La méthode directe de dépistage est juridiquement préférable, mais pour détecter un composé, il faut savoir qu'il est utilisé. Difficile de disposer d'un test pour chacun des 50 à 90 composés de SARMs, de structures différentes. Reste le problème des designer drugs, de la courte demi-vie de certaines substances comme les hormones peptidiques, masquées par l'insuline et les boissons sucrées, des faibles doses et de l'empilement de différentes substances, dit stacking, qui rendent la détection plus difficile.

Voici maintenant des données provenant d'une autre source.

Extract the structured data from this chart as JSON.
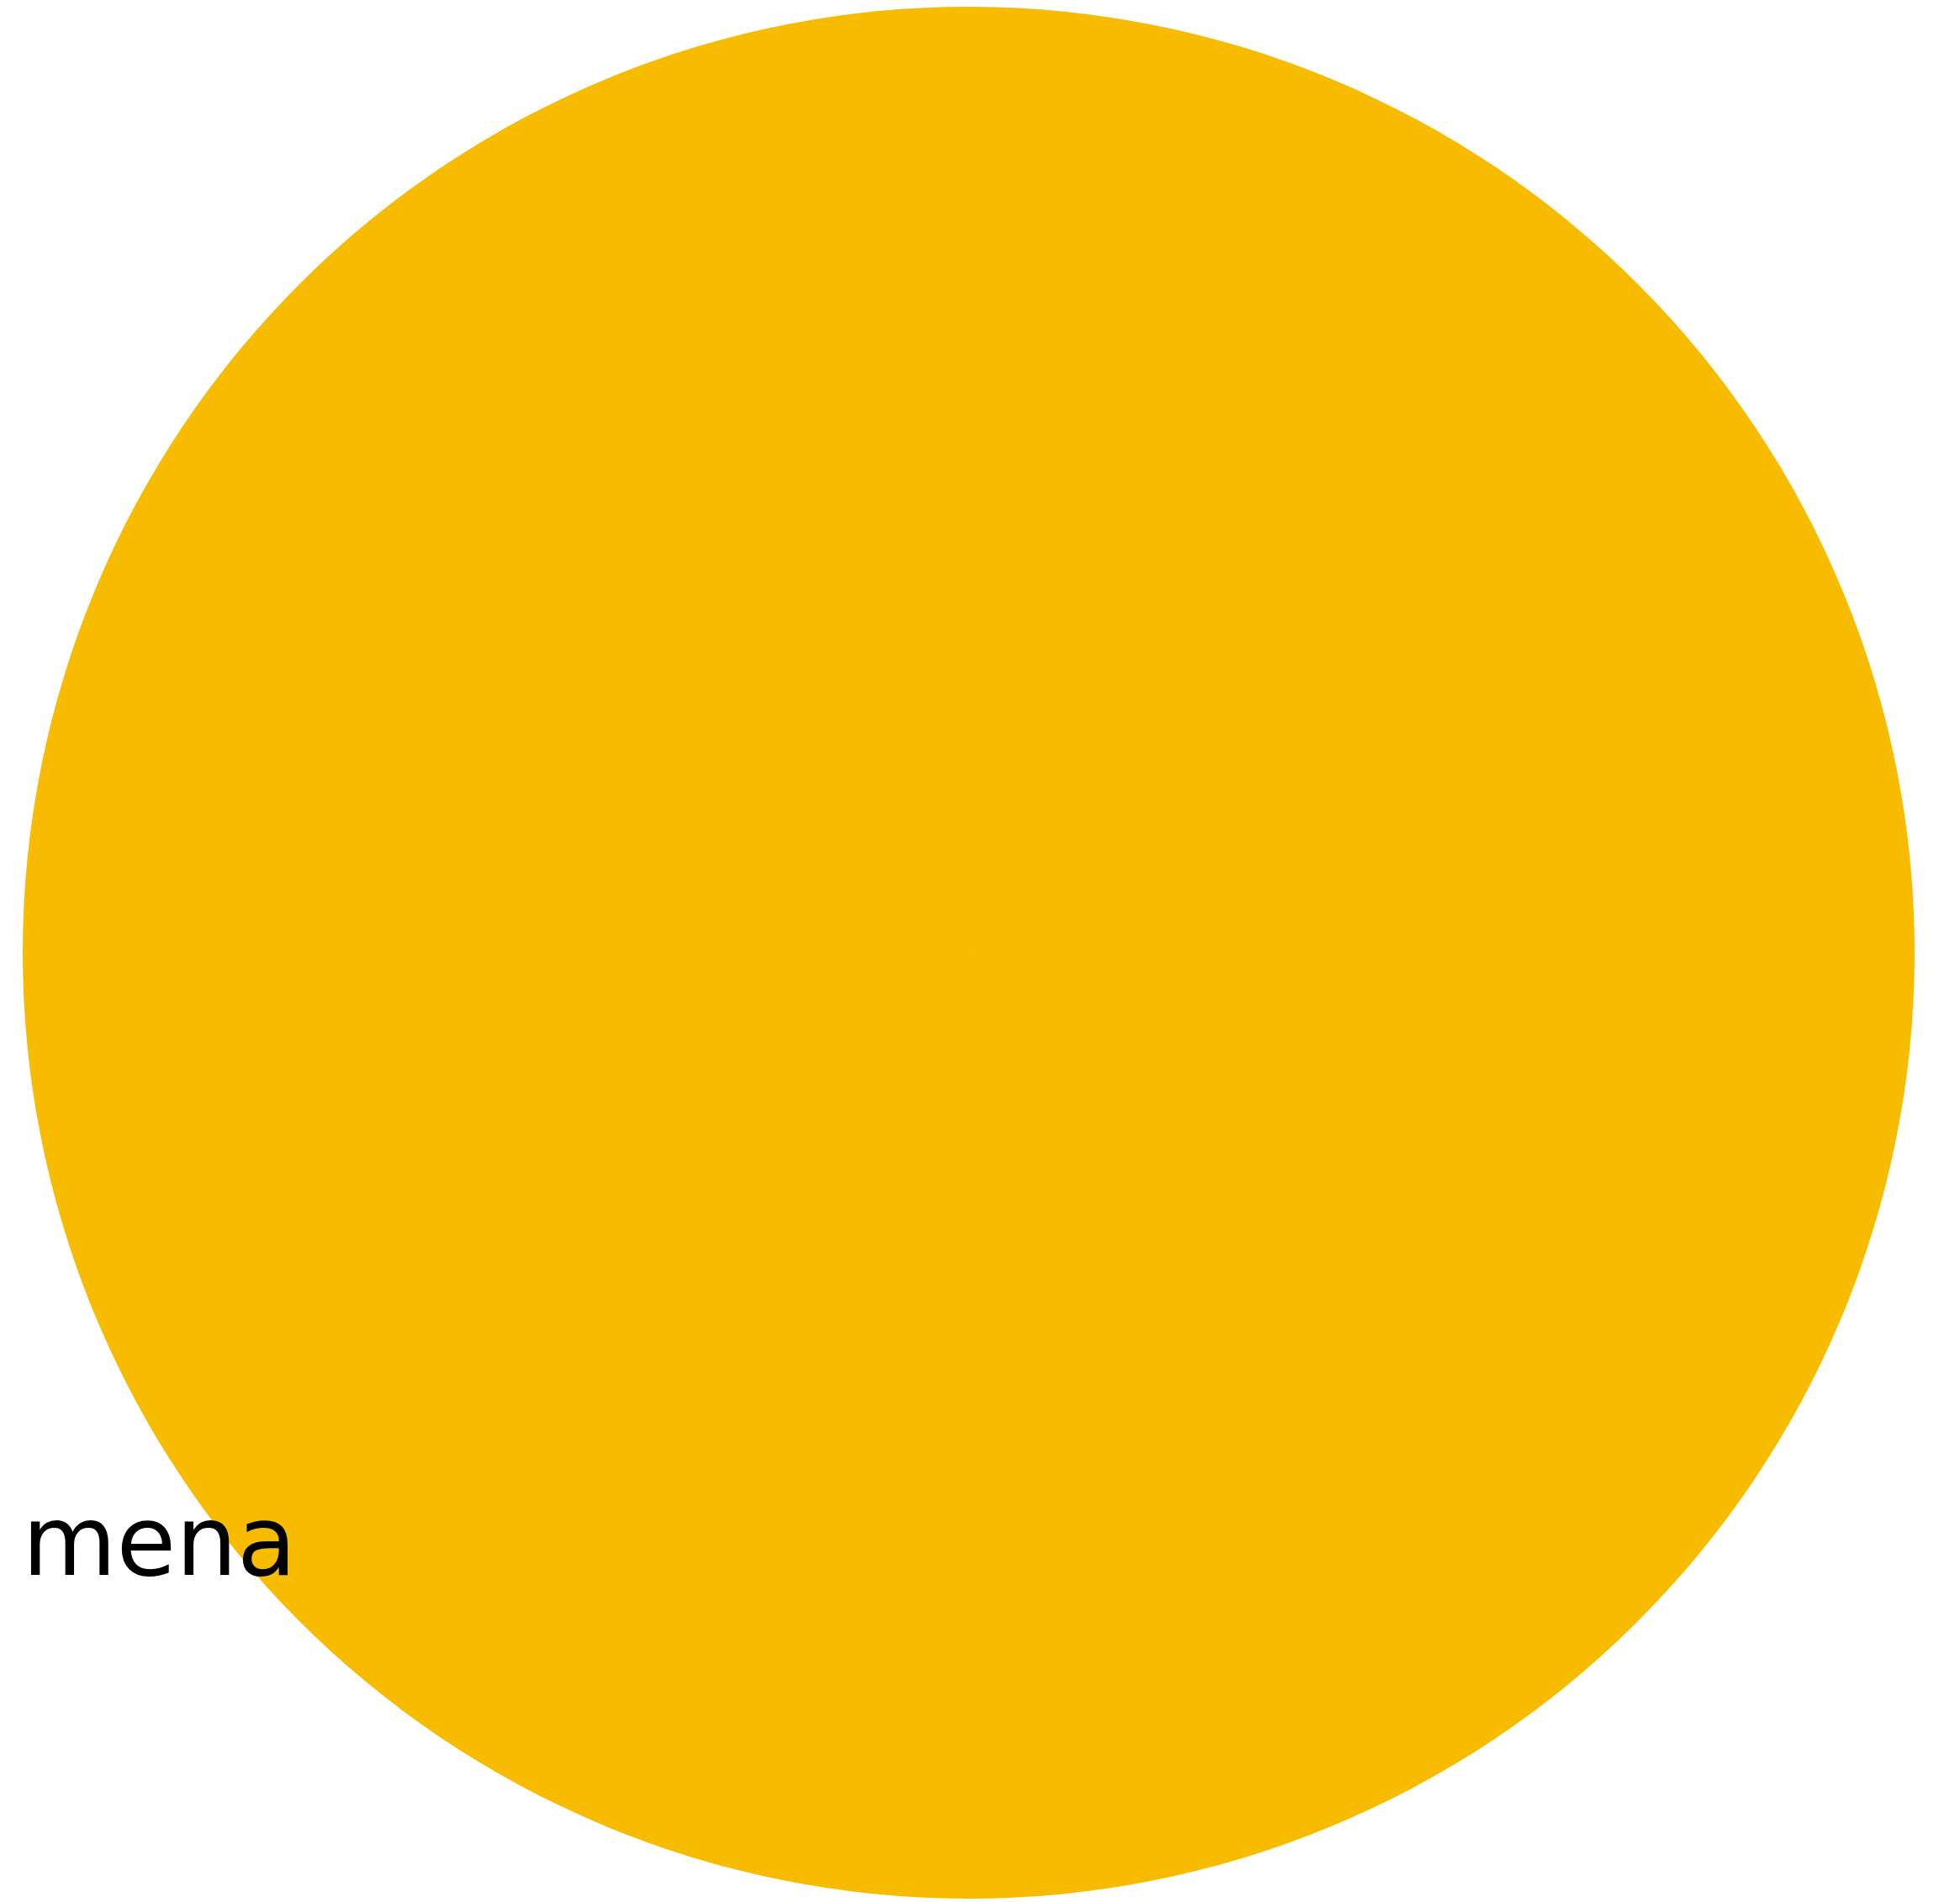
{
  "chart_data": {
    "type": "pie",
    "categories": [
      "mena"
    ],
    "values": [
      100
    ],
    "colors": [
      "#f7bb00"
    ],
    "legend": false
  }
}
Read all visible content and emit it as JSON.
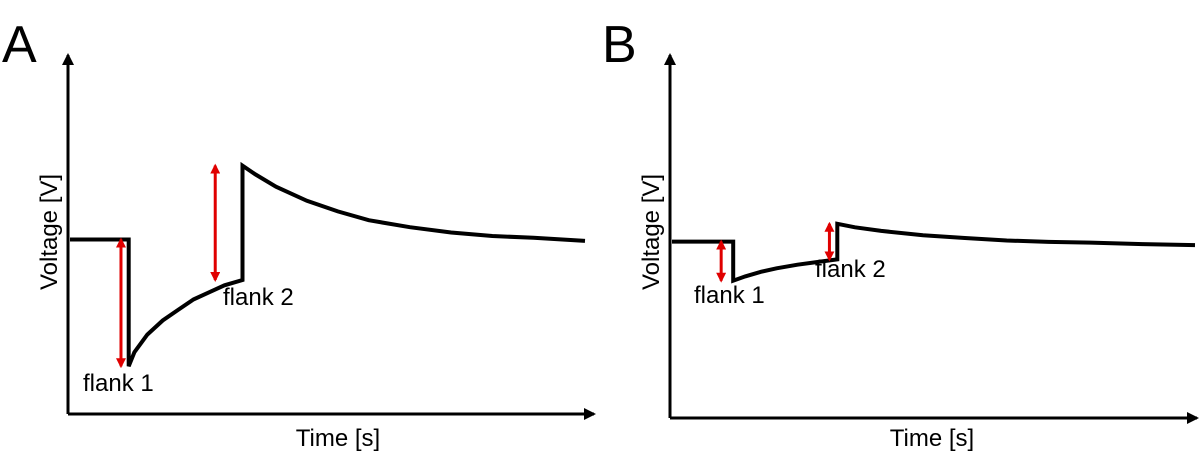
{
  "chart_data": [
    {
      "type": "line",
      "panel_label": "A",
      "xlabel": "Time [s]",
      "ylabel": "Voltage [V]",
      "xlim": [
        0,
        100
      ],
      "ylim": [
        0,
        100
      ],
      "axis_ticks": false,
      "series": [
        {
          "points": [
            [
              0,
              49
            ],
            [
              11.4,
              49
            ],
            [
              11.4,
              13
            ],
            [
              12.5,
              17
            ],
            [
              15,
              22
            ],
            [
              18,
              26
            ],
            [
              21,
              29
            ],
            [
              24,
              32
            ],
            [
              27,
              34
            ],
            [
              30,
              36
            ],
            [
              33.5,
              37.5
            ],
            [
              33.5,
              70
            ],
            [
              36,
              67.5
            ],
            [
              40,
              64
            ],
            [
              46,
              60
            ],
            [
              52,
              57
            ],
            [
              58,
              54.5
            ],
            [
              66,
              52.5
            ],
            [
              74,
              51
            ],
            [
              82,
              50
            ],
            [
              90,
              49.5
            ],
            [
              100,
              48.6
            ]
          ]
        }
      ],
      "flank_arrows": [
        {
          "label": "flank 1",
          "x": 9.9,
          "from": 49,
          "to": 13
        },
        {
          "label": "flank 2",
          "x": 28.2,
          "from": 37.5,
          "to": 70
        }
      ]
    },
    {
      "type": "line",
      "panel_label": "B",
      "xlabel": "Time [s]",
      "ylabel": "Voltage [V]",
      "xlim": [
        0,
        100
      ],
      "ylim": [
        0,
        100
      ],
      "axis_ticks": false,
      "series": [
        {
          "points": [
            [
              0,
              49
            ],
            [
              11.7,
              49
            ],
            [
              11.7,
              38
            ],
            [
              14,
              39.2
            ],
            [
              17,
              40.5
            ],
            [
              20,
              41.5
            ],
            [
              24,
              42.5
            ],
            [
              28,
              43.3
            ],
            [
              31.6,
              44
            ],
            [
              31.6,
              54
            ],
            [
              35,
              53
            ],
            [
              40,
              52
            ],
            [
              48,
              50.8
            ],
            [
              56,
              50
            ],
            [
              64,
              49.3
            ],
            [
              72,
              48.9
            ],
            [
              80,
              48.7
            ],
            [
              90,
              48.3
            ],
            [
              100,
              48
            ]
          ]
        }
      ],
      "flank_arrows": [
        {
          "label": "flank 1",
          "x": 9.4,
          "from": 49,
          "to": 38
        },
        {
          "label": "flank 2",
          "x": 30.1,
          "from": 44,
          "to": 54
        }
      ]
    }
  ]
}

D'où les méthodes indirectes, avec le passeport biologique, qui peut toujours être contourné mais qui a mis de l'ordre dans le peloton : depuis mi-2011, les changements sont manifestes. Je crois beaucoup à la génomique, à la transcriptomique, à la protéomique et surtout à la métabolomique : en mettant en évidence un type de substance donné, on peut discerner les animaux traités aux anabolisants. On pourrait, je pense, voir l'effet stimulant de l'érythropoïèse même sans savoir quel produit a été utilisé. Cela permettrait de concentrer l'analyse sur les échantillons suspects, ce qui serait un gain de temps pour les laboratoires. Je voudrais que ces méthodes soient un jour suffisamment spécifiques pour accuser un sportif de dopage.
Sur le passeport, en regardant le protocole, on note par exemple qu'un cycliste a reçu deux transfusions sanguines pendant le Tour de France - au moment des étapes de montagne ! Je regrette que l'on ne recherche l'EPO que dans les sports d'endurance, alors qu'elle améliore la performance dans d'autres sports dans la mesure où elle permet de s'entraîner davantage.